Movie Review | X-Men
Movie summary: In a world where mutants (evolved super-powered humans) exist and are discriminated against, two groups form for an inevitable clash: the supremacist Brotherhood, and the pacifist X-Men. (IMDb)
It was only while preparing the page for this review that I realised X-Men turns twenty later this year, leading me to wonder if that's when we'll hear the first from Marvel Studios about their first mutant-related movie (not counting the still-not-released New Mutants as the remaining Fox X-Men movie to come) and how it will compare to this.
In all honesty, it should be pretty easy to surpass this movie, which was good for the time it was released but now feels wholly underwhelming. Even when X-Men first released, its sub-two hour running time and frantic pacing made everything feeling a little rushed, leaving you wanting to see more only because this movie was never particularly satisfying on its own.
Admittedly, there was the perfect casting of Patrick Stewart as Professor Charles Xavier, the equally brilliant decision to have Ian McKellen play Magneto and the inspired (if decidedly comic-inaccurate) casting of Hugh Jackman as Wolverine - three strokes of genius that eventually led to two of them combining for the incredible Logan seventeen years later.
The problem X-Men faces is one that I feel the Sam Raimi Spider-Man films also suffer from, is that while they may have been considered very good to excellent for their time, I believe that's because the average quality level for superhero movies was so low back then. Now, with the bar having been raised and the rose-tinted glass having been discarded, X-Men suffers especially from this shift in expectations.
Some may consider this unfair, comparing a movie from 2000 to similar movies from today, but any new audiences will be coming in with certain standards and levels of anticipation that X-Men has no chance of reaching, outside of the three characters mentioned above. It also needs to be remembered that X-Men wasn't actually that brilliant to start with.
Even though it may have easily cleared the quality bar for superhero movies upon release, it didn't really set any new standards itself. Blade (1998) and Spider-Man (2002) either side of it were both comfortably better movies and remain so to this day - albeit aided by only having one main character to deal with in their cases.

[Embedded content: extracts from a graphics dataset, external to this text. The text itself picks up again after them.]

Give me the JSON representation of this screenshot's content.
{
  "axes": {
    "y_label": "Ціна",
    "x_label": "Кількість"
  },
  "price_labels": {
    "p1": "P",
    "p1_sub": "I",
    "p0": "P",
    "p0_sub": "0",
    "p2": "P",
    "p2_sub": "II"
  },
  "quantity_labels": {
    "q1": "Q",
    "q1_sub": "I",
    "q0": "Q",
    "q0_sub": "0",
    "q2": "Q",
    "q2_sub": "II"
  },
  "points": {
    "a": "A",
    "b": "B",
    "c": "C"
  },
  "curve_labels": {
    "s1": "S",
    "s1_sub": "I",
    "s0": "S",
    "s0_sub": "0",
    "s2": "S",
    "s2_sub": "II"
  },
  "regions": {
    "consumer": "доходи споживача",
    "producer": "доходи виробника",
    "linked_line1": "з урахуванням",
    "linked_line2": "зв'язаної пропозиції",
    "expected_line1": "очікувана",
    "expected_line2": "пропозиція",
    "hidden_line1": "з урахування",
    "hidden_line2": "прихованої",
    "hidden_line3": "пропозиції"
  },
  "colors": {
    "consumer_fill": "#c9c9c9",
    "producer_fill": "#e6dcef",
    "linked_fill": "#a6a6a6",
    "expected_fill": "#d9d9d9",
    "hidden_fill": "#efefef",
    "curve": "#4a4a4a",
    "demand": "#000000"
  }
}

That's why the characters of Xavier, Magneto and Wolverine are spared criticism and not just because of the performances from the actors: they're the only characters given any real depth. Anna Paquin's Rogue is ostensibly the audience surrogate for the movie, but her performance can't match up to the more experienced cast members around her.
If anything, James Marsden's Cyclops suffers the worst, being given practically nothing to do and made to appear as boring as possible (despite being the X-Men's equivalent to Captain America) in order to justify Logan attempting to break up his relationship with Famke Janssen's Jean Grey and still have him across as someone for the audience to root for. The less said about Halle Berry's terrible wig, the better.
The villains of the piece don't fare well either, with Rebecca Romijn's Mystique the only member of Magneto's Brotherhood of Mutants even coming close to feeling equal to McKellen - and she's still nowhere near his league (not a knock on Romijn, McKellen's an acting legend for a reason). Tyler Mane and Ray Park are disposable henchmen, wasting a potentially terrifying opponent in Sabretooth with the former.
There were obviously limits at the time to what could be achieved on-screen with so many super-powered people sharing scenes, but that doesn't stop X-Men feeling like a terrible disappointment by today's standards. It's best to treat this movie like a time capsule: this is how things used to be, and look how far things can change in twenty years.
X-Men may have been good for the time, but time has not been kind in return. It all feels so small and almost lacking in confidence compared to modern superhero movies - almost as if the people making this movie were trying their best, but not expecting much in return. Enjoyable as a pit-stop in the evolution of comic book movies, but not much more than that.